También el tratamiento de la transfobia parece correcto. El personaje trans no es la reencarnación heroica de ninguna revolución ni la mártir de la novela. Sophia (Laverne Cox, primera transexual nominada a un Grammy) se manda una bastante cuestionable. El tema es que la única salida para su conflicto es que tanto las reclusas como los responsables de la prisión de Litchfield la condenan por trans. Después del incidente, le pegan unas hispanas que se enganchan en la ola transfóbica. Sophie, al intentar defenderse, es tratada como hombre y cuando cambia la estrategia y pide protección se le devuelve transfobia institucionalizada: el antídoto “por su bien” es su propio aislamiento. En ese sentido, el rol de las corporaciones friendly presidiarias está bajo la mira, que con toda la buena onda te recortan el presupuesto, con sonrisa te dan comida de perro, te hacen laburar en talleres textiles clandestinos y con simpatía logran que el poder se endurezca.

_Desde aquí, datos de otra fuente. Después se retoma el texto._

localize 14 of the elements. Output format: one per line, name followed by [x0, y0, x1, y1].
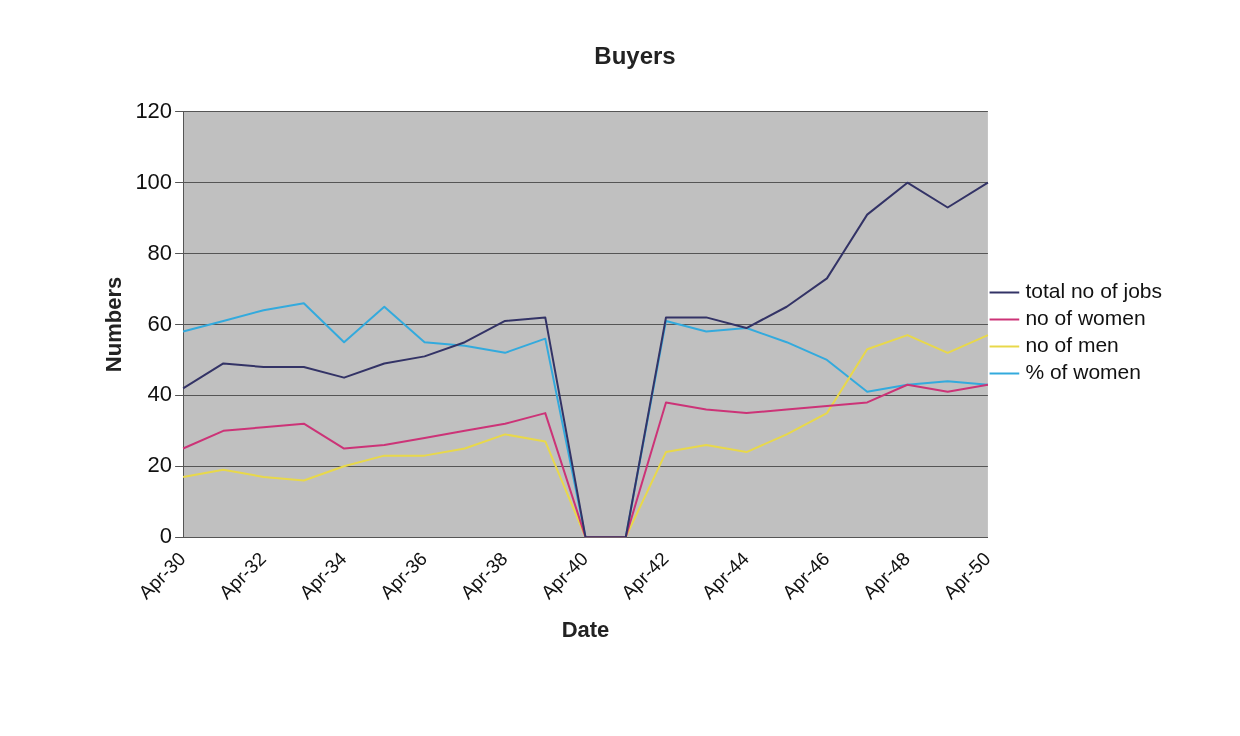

¿Pero por qué más de una no se enganchó con esta temporada si abraza en buenas partes nuestros ideales? ¿Perdió algo de disidente?
–Efectivamente, desde el momento en que se ve la serie en función de su “agenda” es más difícil dejarse atrapar, sobre todo cuando el contrapeso de la crítica social es una supuesta solidaridad de mujeres felices, con un montón de amistades improbables, escritoras amadas, clases de teatro sanadoras y guías espirituales de bondad. Y aquí lo que se actualiza es el imperativo de imagen positiva, casi utópico, sumado a la imperiosa necesidad de las bellezas hegemónicas: Stella (Ruby Rose, la nueva Angelina Jolie de las tortas, VJ de MTV, la cara de Maybelle Australia, la prometida de la diseñadora de modas Phoebe Dahl) ostenta y posa su cuerpo desnudo rapidito. Así, su desentonada presencia de perfección desplaza a la otra belleza menos tatuada, Alex (Laura Prepon) y garantiza que todas se mojen la bombacha. OITNB pone caras bonitas al servicio del paki-consumo y funciona. El video de la modelo “Break free” se reprodujo más de seis millones de veces y ahora miles de heterosexuales manifiestan que quieren ser lesbianas por unos labios carnosos. Así, el tan cuidado casting se convierte en una disputa de lindas para sobrevivir en la exposición televisiva. Y la protagonista, Piper Chapman (Taylor Schilling), depredadora de las hermosas, en un arco dramático demasiado veloz, se convierte en una comerciante manipuladora, autoritaria y explotadora hasta de quienes aman. Cualquier semejanza con la fórmula exitosa Break in Bad es pura coincidencia.
El matrimonio igualitario se legalizó este año, mientras que fueron lxs yanquis quienes crearon la imagen planetaria lgbtiq desde hace muchísimo. Esta brecha entre política mayúscula y micropolítica es sospechosa. ¿En Casa Blanca cuchillo de arcoiris? No sé, lo que se constata es que la industria cultural reparte colonialismo cognitivo y nosotras nos tragamos la orange.